Sudden induction of ischemia by occlusion of a major branch of a coronary artery in mammalian heart sets into motion a series of events that culminates in the death of markedly ischemic myocytes. The changes begin within 8-10 seconds of occlusion and include 1) cessation of aerobic metabolism, 2) depletion of creatine phosphate, 3) onset of anaerobic glycolysis (AG), and 4) accumulation of products of anoxic metabolism in the ischemic tissue. Functional defects appear simultaneously, including depressed contractile activity and electrocardiographic changes. The demand of the ischemic myocytes for energy exceeds the supply of high-energy phosphate (approximately P) possible from AG; as a consequence, myocyte adenosine diphosphate increases, and adenylate kinase is activated to capture the approximately P bond of adenosine diphosphate. Adenosine monophosphate is a product of this reaction; it accumulates and is progressively degraded to nucleosides and bases that are lost from the myocyte. The pace of development of the short-term metabolic changes slows after 40-60 minutes of ischemia, at which time most of the severely ischemic myocytes are irreversibly injured.
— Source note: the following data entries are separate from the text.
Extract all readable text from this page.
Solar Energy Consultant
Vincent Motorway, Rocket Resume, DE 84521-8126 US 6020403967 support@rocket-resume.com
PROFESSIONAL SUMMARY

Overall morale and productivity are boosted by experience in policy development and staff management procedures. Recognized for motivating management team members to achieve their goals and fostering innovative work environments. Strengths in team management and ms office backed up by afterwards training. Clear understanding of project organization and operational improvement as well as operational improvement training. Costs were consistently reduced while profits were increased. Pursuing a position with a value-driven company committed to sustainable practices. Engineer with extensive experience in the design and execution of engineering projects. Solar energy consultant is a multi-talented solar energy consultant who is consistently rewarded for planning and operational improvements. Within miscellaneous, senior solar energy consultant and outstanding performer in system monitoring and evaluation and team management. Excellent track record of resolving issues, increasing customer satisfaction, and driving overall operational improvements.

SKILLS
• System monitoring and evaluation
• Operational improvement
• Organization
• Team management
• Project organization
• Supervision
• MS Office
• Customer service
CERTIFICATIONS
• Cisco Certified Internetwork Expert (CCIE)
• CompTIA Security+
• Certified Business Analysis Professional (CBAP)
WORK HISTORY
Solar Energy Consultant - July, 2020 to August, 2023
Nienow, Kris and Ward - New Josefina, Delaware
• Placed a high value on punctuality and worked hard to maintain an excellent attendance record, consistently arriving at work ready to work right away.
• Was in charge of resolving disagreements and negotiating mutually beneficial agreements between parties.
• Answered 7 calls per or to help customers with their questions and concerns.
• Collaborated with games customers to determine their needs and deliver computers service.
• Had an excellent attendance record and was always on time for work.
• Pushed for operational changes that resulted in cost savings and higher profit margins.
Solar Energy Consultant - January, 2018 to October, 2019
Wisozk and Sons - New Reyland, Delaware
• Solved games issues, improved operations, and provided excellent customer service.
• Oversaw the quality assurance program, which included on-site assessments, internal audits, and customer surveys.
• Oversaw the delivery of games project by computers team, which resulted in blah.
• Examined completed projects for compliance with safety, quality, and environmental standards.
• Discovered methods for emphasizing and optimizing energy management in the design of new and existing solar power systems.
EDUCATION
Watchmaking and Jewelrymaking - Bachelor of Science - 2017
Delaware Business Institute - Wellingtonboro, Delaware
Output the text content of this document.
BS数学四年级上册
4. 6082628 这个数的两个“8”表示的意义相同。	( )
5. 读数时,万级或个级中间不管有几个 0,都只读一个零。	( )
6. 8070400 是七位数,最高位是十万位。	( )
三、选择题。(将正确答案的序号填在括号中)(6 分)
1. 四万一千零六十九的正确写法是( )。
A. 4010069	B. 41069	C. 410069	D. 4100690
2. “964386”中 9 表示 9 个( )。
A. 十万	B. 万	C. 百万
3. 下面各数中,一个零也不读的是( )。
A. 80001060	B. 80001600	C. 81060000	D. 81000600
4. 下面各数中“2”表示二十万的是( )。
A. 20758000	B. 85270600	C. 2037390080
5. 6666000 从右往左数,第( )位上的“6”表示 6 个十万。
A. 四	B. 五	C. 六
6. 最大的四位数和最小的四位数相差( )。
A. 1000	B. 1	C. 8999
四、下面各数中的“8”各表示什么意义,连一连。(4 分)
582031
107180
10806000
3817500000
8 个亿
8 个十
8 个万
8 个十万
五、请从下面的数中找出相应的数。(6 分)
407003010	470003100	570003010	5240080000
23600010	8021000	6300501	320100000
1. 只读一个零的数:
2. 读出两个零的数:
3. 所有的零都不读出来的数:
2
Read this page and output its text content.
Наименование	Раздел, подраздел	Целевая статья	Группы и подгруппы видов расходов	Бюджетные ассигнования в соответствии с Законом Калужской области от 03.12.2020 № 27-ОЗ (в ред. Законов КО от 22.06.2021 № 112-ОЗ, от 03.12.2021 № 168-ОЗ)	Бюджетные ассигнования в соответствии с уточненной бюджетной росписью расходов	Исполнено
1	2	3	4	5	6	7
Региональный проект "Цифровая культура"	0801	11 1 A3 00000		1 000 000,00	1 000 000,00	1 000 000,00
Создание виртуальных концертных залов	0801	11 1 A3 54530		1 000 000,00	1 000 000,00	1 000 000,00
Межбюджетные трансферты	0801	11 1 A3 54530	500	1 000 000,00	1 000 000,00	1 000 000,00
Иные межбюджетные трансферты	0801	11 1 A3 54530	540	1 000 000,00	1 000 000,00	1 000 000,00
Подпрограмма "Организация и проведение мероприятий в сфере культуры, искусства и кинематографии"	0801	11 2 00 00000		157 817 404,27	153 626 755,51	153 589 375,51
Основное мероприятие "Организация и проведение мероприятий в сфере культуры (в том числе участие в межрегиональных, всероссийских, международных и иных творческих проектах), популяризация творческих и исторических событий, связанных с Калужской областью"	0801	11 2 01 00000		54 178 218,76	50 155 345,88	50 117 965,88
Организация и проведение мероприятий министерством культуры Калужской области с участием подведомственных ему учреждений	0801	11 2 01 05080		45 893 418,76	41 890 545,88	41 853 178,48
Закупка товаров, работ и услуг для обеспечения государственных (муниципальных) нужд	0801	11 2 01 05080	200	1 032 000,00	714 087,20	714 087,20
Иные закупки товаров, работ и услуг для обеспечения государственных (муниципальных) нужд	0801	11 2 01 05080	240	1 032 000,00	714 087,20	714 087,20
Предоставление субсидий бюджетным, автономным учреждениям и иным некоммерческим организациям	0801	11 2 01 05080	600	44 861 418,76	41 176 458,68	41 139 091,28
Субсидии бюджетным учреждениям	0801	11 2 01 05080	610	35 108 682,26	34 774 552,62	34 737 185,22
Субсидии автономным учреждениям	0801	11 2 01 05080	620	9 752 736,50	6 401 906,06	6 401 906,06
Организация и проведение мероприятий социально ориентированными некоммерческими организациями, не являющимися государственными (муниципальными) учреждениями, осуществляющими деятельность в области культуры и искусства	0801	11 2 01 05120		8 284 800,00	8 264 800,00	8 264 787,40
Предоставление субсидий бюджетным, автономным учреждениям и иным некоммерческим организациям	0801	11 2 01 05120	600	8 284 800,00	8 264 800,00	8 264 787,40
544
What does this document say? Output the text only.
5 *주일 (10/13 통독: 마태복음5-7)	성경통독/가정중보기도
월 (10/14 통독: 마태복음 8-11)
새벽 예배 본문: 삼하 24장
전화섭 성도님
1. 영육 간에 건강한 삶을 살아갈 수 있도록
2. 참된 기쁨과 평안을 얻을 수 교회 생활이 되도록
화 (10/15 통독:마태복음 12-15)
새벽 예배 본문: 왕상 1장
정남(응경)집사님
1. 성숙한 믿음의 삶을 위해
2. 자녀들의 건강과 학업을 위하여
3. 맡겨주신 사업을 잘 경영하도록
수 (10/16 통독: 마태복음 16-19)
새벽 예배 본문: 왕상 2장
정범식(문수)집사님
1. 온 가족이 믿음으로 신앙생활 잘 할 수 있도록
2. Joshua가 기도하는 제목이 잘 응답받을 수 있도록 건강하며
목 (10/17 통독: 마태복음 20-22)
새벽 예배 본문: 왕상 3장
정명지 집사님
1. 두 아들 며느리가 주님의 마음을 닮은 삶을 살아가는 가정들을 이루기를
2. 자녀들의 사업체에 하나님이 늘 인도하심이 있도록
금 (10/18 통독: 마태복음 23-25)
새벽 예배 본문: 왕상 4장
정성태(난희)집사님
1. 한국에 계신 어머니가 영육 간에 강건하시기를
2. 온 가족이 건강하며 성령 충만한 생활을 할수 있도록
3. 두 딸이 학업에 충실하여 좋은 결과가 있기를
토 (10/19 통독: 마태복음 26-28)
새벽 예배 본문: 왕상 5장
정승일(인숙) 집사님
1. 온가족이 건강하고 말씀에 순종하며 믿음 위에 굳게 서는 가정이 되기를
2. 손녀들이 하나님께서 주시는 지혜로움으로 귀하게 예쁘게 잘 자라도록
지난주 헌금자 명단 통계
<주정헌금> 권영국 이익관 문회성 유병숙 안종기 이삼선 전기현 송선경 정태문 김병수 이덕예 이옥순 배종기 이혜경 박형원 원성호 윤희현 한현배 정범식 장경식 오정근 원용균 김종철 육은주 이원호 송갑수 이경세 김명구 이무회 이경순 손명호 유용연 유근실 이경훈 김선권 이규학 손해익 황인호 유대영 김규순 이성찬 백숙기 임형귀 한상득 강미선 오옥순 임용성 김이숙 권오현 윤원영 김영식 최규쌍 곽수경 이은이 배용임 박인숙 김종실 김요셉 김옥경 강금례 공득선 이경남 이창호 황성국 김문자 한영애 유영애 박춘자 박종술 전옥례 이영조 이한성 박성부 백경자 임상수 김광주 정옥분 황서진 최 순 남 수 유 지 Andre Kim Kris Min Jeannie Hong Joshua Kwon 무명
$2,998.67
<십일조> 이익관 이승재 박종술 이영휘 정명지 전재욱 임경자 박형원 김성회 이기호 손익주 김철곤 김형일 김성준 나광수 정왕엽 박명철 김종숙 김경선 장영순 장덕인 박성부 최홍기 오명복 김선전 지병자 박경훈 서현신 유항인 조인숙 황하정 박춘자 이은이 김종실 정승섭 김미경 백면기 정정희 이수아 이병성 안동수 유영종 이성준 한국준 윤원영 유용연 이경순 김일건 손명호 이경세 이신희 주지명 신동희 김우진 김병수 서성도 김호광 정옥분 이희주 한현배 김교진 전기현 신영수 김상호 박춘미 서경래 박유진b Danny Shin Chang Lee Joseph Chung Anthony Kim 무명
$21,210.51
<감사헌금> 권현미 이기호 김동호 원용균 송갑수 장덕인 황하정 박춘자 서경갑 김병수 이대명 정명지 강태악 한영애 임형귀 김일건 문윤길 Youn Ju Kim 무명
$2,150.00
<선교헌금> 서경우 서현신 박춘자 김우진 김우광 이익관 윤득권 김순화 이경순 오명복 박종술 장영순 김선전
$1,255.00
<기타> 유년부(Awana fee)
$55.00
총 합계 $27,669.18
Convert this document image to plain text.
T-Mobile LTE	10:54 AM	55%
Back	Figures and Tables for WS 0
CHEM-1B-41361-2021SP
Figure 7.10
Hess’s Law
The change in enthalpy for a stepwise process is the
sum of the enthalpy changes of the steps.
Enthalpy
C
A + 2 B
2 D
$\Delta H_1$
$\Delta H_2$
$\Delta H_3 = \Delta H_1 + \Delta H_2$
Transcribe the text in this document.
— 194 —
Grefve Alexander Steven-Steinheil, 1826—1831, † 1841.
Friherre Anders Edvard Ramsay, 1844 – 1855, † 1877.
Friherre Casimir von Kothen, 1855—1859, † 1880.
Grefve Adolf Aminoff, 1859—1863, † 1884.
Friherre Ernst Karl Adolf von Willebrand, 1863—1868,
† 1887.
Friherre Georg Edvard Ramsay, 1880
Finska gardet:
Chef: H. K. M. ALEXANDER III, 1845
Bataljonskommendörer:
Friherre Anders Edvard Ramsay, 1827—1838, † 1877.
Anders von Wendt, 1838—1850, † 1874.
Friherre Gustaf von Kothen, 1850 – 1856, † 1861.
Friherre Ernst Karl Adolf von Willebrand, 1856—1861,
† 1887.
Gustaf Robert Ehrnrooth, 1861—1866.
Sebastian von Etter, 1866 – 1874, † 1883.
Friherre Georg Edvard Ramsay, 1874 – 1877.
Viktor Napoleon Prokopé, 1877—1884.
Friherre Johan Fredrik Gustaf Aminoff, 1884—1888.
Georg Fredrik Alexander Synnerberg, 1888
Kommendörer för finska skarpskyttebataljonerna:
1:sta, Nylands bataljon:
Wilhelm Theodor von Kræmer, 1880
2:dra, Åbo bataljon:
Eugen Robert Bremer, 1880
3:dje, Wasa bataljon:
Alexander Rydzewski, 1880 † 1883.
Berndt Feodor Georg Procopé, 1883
Early in the irreversible phase of injury tissue is characterized as follows by: 1) very low approximately P content (creatine phosphate less than 1-2% and adenosine triphosphate less than 10% of control), 2) a depressed adenine nucleotide pool that consists principally of adenosine monophosphate, 3) virtual cessation of AG, 4) low pH and low glycogen content, 5) high inosine and hypoxanthine contents, 6) a markedly increased osmolar load consisting chiefly of lactate, and 7) characteristic ultrastructural changes including cell swelling and evidence of generalized mitochondrial and marked sarcolemmal damage. Sarcolemmal disruption is the feature that we hypothesize causes irreversibility; however, its pathogenesis is unknown.